Feminism is the New Patriarchy

Feminism is the new patriarchy

Written by Molly Peay

Art by Izzy Maher


A couple of weeks ago my friend and I were in Thinking Cup and she mentioned a new trend: Women in Male Fields. This trend includes satirical videos of women doing, or pretending to do, things men have typically done to women, such as ignoring his text but liking his Instagram story. However, there are some videos that are problematic, like catcalling men. A different and possibly worse example, a TikToker wrote, “While he was in surgery, I asked the doctor if he could add a pea-Nile implant for my pleasure. I’m sure he wouldn’t notice.”

It may be tempting to brush it off and say that women making jokes about sexualizing and objectifying men is harmless fun. After all, statistically, women assault men far less than men assault women (though this does not erase individual harm). So, perhaps, the threat is minimal. Still, I can’t help but question: If we women hate being sexualized, why do we perpetuate the same thing that hurts us? 

As Audre Lorde, an American feminist and writer, puts it: “The master’s tools will never dismantle the master’s house.” Or, for a similar effect, “we cannot disrupt our oppression using the logic that justifies our oppression.” While flipping the script by joking about sexualizing or objectifying men can be satisfying for some, it doesn’t dismantle the underlying power structure or take back the power from those who actually hold it. Not to mention, the underlying goal of feminism is not to flip the script but be rid of the script altogether. Simply flipping the script does not itself achieve gender equality. 

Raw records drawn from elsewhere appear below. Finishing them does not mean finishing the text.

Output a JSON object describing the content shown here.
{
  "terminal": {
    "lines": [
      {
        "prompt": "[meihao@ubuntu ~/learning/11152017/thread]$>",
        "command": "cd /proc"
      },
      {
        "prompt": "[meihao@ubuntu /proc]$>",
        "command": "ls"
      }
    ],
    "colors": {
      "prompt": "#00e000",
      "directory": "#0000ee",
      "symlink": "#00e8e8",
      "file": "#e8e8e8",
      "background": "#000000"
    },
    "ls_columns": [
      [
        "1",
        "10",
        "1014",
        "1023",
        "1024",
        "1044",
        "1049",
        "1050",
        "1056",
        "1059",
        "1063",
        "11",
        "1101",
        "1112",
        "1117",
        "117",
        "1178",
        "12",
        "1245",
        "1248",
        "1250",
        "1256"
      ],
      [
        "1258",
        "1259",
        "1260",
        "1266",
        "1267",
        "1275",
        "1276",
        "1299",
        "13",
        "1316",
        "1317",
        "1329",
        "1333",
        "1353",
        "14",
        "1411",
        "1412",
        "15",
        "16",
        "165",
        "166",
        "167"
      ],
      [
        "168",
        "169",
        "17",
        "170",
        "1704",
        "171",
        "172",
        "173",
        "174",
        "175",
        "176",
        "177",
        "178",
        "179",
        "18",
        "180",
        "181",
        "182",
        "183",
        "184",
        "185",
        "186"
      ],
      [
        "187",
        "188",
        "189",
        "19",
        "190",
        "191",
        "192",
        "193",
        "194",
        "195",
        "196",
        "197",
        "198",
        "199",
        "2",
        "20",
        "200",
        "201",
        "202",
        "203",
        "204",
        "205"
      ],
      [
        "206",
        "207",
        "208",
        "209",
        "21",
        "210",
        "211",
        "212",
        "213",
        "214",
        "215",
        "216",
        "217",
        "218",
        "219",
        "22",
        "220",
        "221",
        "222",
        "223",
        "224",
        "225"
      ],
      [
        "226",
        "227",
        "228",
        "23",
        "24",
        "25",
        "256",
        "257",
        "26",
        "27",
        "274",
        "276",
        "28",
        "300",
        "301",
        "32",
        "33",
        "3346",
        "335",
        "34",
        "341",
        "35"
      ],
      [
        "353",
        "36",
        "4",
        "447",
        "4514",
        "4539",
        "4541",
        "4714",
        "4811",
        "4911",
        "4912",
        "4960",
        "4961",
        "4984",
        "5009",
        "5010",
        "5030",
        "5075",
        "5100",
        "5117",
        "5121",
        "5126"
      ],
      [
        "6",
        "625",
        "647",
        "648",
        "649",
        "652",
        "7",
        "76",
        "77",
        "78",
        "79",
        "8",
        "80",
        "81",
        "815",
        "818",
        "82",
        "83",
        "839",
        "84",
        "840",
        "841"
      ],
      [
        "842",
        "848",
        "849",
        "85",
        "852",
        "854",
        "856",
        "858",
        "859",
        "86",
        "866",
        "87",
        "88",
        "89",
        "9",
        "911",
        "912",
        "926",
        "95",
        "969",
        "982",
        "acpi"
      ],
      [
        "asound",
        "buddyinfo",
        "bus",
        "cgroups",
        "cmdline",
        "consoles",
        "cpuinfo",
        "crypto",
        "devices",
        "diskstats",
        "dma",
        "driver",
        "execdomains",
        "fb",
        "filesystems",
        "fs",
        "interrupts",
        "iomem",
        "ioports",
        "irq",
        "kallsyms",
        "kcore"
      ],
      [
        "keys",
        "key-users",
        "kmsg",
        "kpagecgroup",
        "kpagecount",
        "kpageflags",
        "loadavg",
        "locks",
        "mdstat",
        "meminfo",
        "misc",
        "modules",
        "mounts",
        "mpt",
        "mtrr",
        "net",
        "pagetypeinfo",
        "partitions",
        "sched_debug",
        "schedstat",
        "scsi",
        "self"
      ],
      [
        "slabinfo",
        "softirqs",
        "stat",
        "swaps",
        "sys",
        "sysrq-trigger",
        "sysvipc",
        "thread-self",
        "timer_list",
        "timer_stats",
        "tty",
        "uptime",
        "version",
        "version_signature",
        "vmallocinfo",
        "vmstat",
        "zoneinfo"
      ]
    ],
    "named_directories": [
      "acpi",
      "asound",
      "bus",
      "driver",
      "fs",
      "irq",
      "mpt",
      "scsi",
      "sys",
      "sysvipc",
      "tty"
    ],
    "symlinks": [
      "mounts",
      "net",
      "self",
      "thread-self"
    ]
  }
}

When we replicate the harassment, even satirically, we can normalize the harassment as acceptable behavior. I must point out that, yes, humor or satire can also be used as a way to cope or reclaim agency in the face of our oppression and abuse. And although this trend appears to stake these claims, create community with other women, and take back the tools with which women have been so systematically oppresed—sexually and relationally in this specific case—we are actually narrowing our parameters of change. 

Good satire should hold up the mirror for all of society. It would point out that yes, men would not like to be catcalled because nonconsensual sexualization feels uncomfortable. It would also point out that it is tone deaf to make jokes about sexualizing or objectifying men in the same way men may have to you, especially because no woman or feminist I know likes or can take a sexist joke. It is also imperative to point out that this “satire” is only harming men and gender equality, not the patriarchy, and there is a difference to be made there. 

In recent years, the sexualization and objectification of men has become normalized. Part of it occurs because there is an influx of thirst traps which seemingly invite users to sexualize bodies; at the same time, it is important to differentiate between a thirst trap and what is just a carefully curated pose (because social media apps necessitate curated feeds for monetization) exposing parts of their body. Regardless, I have increasingly noticed more women sexualizing men. One such example is when men are fancasted into books, and women seem to forget they are real people. This Women in Male Fields trend really just seems to be symptomatic of this shift in comfortability of sexualizing and objectifying men. 

While for some, the act of sexualizing men can feel empowering and community-building in the moment, specifically because it is on social media, reversing roles fails to resist or productively challenge or change anything about power roles.

If we truly want gender equality, we have to think and act outside of the patriarchal parameters. We have to have different types of conversations. No reversals, no sexualization as commentary, no getting even with men by retaliating and treating them in the same way women have been treated. We must resist the age of digital conservatism.

Reacting to the patriarchy in the same way the patriarchy treats women is not radical, nor does it liberate us. Instead, it reinscribes the patriarchal frameworks that keep us oppressed and complicit.